Le looksmaxxing s’impose donc comme une réponse paradoxale à cette exclusion, prétendant atteindre des standards de beauté exceptionnels même lorsque, selon ses adeptes, la vie ne vous a pas offert tous les atouts esthétiques traditionnellement considérés comme tels (taille, largeur des épaules, etc.). Le contenu partagé en ligne peut parfois sembler inoffensif, comme des énièmes conseils beauté et fitness, mais dissimule souvent une exaltation débridée du physique, de la beauté et du pouvoir exercé par l’apparence, excluant et ridiculisant celles et ceux qui n’atteignent pas certains niveaux d’attractivité. Le lien entre cette tendance et la culture incel a refait surface ces dernières semaines grâce à une interview de l’un des ambassadeurs les plus connus et controversés du looksmaxxing, l’influenceur américain Braden Eric Peters, ou “Clavicular”.

Clavicular s’est fait connaître sur Internet pour avoir pratiqué et recommandé des méthodes extrêmement dangereuses afin de booster son apparence, notamment la consommation de méthamphétamine pour rester mince et l’infliction de microfractures aux os du visage à l’aide d’un marteau pour remodeler la mâchoire.
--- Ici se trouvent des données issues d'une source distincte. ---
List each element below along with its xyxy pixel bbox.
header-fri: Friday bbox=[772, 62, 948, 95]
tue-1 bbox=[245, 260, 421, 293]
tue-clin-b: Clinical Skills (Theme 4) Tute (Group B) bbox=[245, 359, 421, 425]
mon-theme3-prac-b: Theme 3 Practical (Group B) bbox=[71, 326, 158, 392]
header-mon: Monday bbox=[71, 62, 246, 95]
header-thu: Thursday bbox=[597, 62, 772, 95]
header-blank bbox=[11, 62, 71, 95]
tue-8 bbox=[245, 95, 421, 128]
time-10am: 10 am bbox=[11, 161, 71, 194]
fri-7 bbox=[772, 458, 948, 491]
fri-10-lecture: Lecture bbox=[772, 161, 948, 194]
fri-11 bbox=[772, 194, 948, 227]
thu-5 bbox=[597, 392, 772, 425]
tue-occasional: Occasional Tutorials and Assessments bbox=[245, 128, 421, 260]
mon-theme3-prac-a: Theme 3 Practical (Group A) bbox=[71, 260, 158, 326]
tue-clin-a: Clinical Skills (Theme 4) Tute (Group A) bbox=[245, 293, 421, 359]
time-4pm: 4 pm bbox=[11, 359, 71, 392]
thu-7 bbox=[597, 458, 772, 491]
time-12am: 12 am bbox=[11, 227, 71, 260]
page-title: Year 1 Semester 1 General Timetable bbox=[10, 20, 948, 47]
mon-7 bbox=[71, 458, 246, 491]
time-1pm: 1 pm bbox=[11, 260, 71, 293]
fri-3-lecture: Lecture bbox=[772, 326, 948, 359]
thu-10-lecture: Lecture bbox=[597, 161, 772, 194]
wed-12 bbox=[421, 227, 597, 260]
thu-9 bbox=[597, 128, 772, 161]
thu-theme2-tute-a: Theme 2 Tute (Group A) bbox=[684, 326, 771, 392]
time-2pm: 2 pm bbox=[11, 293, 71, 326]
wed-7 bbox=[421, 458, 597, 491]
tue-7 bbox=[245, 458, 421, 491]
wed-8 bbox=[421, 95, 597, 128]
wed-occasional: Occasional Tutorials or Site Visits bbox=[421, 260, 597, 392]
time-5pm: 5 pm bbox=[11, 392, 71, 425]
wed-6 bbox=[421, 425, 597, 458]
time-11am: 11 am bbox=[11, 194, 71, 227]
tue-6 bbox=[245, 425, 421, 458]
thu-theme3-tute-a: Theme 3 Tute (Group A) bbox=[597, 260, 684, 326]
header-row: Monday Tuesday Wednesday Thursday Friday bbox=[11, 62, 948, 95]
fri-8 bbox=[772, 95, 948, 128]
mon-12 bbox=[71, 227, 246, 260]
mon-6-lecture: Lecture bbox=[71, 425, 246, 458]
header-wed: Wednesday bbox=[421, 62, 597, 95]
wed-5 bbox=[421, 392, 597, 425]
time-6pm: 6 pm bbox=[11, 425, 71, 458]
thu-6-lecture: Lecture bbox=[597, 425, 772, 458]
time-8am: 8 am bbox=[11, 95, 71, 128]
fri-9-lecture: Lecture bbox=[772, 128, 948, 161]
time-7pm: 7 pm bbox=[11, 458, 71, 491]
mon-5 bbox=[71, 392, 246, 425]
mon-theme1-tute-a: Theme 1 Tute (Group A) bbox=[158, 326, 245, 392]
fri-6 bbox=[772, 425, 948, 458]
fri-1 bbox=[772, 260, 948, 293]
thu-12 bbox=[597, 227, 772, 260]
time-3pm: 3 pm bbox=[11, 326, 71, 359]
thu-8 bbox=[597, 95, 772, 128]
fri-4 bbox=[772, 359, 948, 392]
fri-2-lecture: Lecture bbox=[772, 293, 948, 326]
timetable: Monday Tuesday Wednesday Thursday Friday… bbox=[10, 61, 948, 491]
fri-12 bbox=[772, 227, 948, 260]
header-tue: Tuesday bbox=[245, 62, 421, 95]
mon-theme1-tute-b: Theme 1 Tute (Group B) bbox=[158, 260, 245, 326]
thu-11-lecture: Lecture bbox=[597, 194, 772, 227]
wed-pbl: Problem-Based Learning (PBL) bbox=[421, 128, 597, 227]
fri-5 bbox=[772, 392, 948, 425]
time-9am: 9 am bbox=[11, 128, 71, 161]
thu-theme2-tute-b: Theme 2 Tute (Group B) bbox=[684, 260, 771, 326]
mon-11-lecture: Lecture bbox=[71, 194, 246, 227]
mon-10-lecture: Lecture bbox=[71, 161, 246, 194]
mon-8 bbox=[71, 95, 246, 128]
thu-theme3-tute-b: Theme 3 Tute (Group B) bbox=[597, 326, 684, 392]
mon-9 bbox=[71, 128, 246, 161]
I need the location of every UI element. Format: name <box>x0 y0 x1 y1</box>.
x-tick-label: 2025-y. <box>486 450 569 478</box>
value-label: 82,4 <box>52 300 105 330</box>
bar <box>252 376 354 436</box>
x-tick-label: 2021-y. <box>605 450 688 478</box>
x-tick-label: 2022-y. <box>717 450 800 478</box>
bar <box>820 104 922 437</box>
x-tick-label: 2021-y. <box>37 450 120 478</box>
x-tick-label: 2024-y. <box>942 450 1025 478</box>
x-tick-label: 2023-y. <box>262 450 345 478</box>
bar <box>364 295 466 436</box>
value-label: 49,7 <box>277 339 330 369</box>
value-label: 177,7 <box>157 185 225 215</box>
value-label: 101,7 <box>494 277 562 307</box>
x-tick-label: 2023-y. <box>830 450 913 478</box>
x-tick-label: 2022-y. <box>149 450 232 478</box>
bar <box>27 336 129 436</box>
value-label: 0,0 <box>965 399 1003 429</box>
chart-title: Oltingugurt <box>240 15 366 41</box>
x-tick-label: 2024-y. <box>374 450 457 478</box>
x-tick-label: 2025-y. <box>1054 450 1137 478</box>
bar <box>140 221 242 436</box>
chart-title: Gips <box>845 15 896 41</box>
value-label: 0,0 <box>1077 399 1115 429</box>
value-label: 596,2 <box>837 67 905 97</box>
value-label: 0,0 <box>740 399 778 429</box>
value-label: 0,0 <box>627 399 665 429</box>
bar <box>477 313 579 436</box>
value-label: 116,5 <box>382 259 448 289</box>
Il a également été au cœur de démêlés judiciaires et de controverses après avoir provoqué et filmé une bagarre entre deux femmes, avoir ouvert le feu sur un alligator, et qualifié le vice-président américain JD Vance de “sous-homme” qui ne prendrait pas suffisamment soin de son physique. Interviewé par le journaliste Adam Hegarty pour l’émission 60 Minutes Australia, Clavicular a quitté le plateau en signe de protestation après avoir été interrogé sur ses liens avec la culture incel et des figures notoires de la manosphère comme Andrew Tate, désormais accusé de viol et de trafic d’êtres humains.

“Te définis-tu comme un incel ?”, lui a demandé Adam Hegarty. Il a répondu : “Comment peux-tu me poser cette question après m’avoir interrogé sur mes relations avec les femmes ? Franchement, c’est la pire question que j’aie jamais entendue.” Le journaliste a alors reformulé : “Le looksmaxxing est un terme manifestement créé par la communauté incel. Que penses-tu d’être associé à ce groupe ?” Ce qui a provoqué une nouvelle réponse cinglante : “Je ne suis absolument pas associé à ce groupe”, a ajouté Braden Eric Peters. “Le looksmaxxing, c’est chercher à s’améliorer, non ? Donc, potentiellement, sortir de cette catégorie.” L’influenceur a ensuite quitté le studio d’enregistrement, juste après que le journaliste l’a interrogé sur ses relations avec des personnalités comme Andrew Tate : “Je vois que tu essaies de me faire faire une déclaration politique. Dommage que je n’aie pas eu le temps de me renseigner sur toi, ou sur la personne avec qui tu as trompé ta femme…” Puis, apprenant que le journaliste n’était pas marié : “J’aurais pu t’expliquer le looksmaxxing et ça aurait pu te changer la vie.”